Chris O'Connor

Personal information
- Full name: Chris O'Connor
- Date of birth: 7 May 1985 (age 39)
- Place of birth: Brisbane, Australia
- Height: 1.83 m (6 ft 0 in)
- Position(s): Goalkeeper

Team information
- Current team: Gold Coast United FC
- Number: 40

Youth career
- 1991–2000: Rochedale Rovers

Senior career*
- Years: Team / Apps / (Gls)
- 2000–2003: Rochedale Rovers / ? / (1)
- 2003–2009: Bray Wanderers / 147 / (1)
- 2010–2011: Bohemians / 27 / (0)
- 2011–2012: Gold Coast United FC / 3 / (0)

International career
- 2005: Australian U-20 / 1 / (0)
- 2008: Australian U-23 / 1 / (0)

= Chris O'Connor (soccer) =

Australian soccer player

Chris O'Connor (born 7 May 1985) is an Australian goalkeeper.

== Club career ==
O'Connor signed for Rochedale Rovers senior team in the Brisbane's Men's League at the age of 15. He was the youngest player ever to be signed in the Queensland State League. He went on to play for Queensland at U-16 and U-19 level.

He was signed for Bray Wanderers in 2003 at age 18 and represented the Eircom League in the U-21s Four Nations Tournament in Scotland in 2004.

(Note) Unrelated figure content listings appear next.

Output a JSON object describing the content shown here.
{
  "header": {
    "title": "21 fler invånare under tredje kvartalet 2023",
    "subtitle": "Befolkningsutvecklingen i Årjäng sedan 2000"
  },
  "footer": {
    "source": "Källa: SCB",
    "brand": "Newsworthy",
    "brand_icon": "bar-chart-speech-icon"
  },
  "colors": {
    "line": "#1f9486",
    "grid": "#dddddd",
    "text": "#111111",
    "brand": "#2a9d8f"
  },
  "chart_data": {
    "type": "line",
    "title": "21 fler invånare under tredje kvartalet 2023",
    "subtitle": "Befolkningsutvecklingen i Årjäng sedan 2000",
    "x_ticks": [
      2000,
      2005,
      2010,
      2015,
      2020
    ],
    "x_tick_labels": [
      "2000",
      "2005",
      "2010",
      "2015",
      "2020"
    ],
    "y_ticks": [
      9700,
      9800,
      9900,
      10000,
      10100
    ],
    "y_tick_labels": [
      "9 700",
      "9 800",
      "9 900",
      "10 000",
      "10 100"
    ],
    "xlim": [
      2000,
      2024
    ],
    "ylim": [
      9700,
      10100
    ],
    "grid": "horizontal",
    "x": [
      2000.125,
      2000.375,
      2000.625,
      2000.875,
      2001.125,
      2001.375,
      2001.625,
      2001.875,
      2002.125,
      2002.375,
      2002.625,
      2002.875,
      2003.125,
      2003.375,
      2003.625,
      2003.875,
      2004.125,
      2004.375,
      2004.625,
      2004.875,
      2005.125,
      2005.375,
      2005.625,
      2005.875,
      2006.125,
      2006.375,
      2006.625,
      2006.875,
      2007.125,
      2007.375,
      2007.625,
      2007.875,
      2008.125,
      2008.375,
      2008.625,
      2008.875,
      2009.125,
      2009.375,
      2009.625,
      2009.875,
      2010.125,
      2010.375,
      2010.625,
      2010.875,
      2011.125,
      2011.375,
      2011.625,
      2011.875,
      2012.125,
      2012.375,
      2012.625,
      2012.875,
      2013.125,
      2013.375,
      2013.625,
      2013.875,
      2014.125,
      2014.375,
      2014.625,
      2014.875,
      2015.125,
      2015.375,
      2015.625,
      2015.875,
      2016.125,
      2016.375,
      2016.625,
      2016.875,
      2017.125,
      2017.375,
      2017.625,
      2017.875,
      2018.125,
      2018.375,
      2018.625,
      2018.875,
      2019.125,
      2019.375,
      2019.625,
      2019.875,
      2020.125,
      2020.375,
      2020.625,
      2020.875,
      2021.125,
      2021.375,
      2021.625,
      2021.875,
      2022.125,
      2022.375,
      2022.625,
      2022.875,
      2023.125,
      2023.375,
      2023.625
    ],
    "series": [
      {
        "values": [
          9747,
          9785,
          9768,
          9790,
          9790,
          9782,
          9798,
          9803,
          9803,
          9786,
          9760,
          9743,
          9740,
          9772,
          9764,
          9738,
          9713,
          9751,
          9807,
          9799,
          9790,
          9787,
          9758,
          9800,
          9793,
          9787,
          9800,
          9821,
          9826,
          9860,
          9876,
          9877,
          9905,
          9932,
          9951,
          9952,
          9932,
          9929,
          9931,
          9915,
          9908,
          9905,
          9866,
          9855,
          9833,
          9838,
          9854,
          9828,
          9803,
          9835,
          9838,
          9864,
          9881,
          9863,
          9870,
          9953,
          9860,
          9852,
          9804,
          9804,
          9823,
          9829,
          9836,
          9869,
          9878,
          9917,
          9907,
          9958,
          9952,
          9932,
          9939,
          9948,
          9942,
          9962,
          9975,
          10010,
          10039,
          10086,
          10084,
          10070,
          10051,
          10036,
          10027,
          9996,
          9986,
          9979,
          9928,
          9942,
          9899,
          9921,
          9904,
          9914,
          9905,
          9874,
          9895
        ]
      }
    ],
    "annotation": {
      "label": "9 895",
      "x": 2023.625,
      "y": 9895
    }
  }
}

The PFAI named O'Connor as the goalkeeper of the year for first division in 2004 after Bray were promoted to Premier League after that season. O'Connor's form was seen as a major reason for the Bray's promotion in 2004 as he kept 15 clean sheets (a new club record) in 33 league games.

Despite his youth O'Connor remained as Bray's first choice goalkeeper throughout the majority of his stay at the Carlisle Grounds and his form was rewarded at the end of the 2009 season when he was nominated for Goalkeeper of the Year in the League of Ireland. Bohs' Brian Murphy went on to win that award for the third successive year but in light of Murphy's departure from the club, Pat Fenlon brought O'Connor to Dalymount Park in time for the 2010 season.

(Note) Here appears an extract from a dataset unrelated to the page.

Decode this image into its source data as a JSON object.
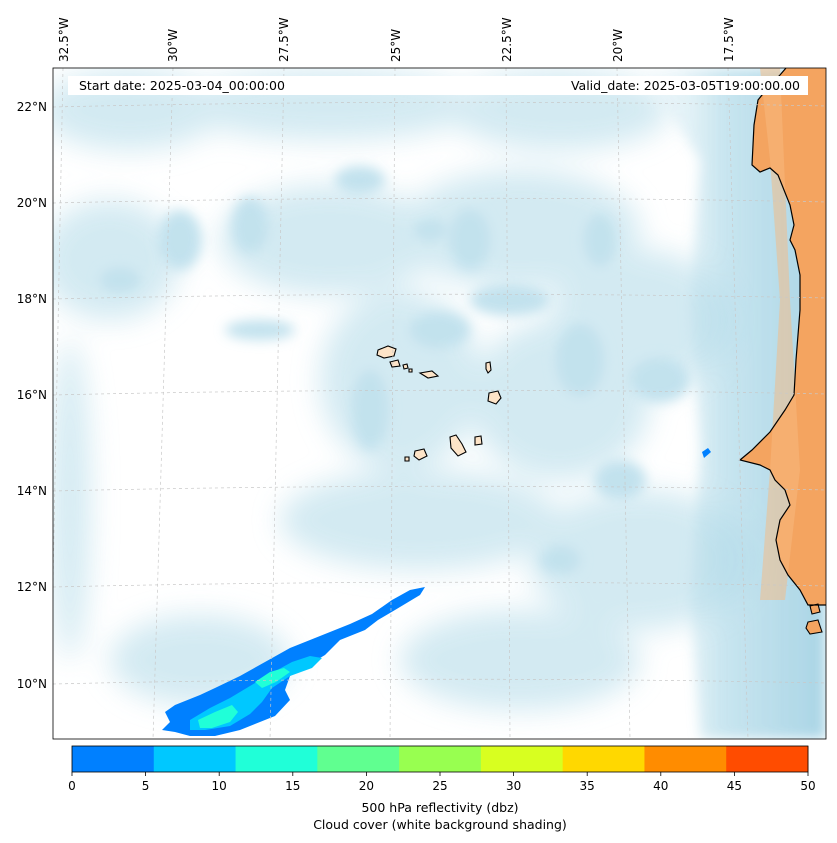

O'Connor made an impressive competitive debut for Bohs on 13 March in the Setanta Sports Cup match against Glentoran, and was selected to feature in his first league game for the club 3 days later, away to UCD Chris spent most of the first half of the season as second choice goalkeeper for Pat Fenlon's side but regained his place midway through the season after some poor performances from Barry Murphy. Unfortunately for Chris and Bohs, they would lose the league title on goal difference.

On 23 December 2011, it was revealed that Gold Coast United FC had signed O'Connor for the glitter-strip side as an injury replacement signing for New Zealand international Goalkeeper Glen Moss. On 1 February 2011 he made his A-League debut against Melbourne Victory FC.

== International career ==
Chris O'Connor made his international debut for Australia in 2005 in the U-20 side in the World Youth Cup qualifiers in the Solomon Islands. After not playing for Australia for 3 years he was brought into the final U-23 Olympic selection camp in Darwin in June 2008 where he played against the Chilean U-23 side. From his performance during the camp O'Connor was selected in the 22-man squad to travel to Beijing for the Olympics.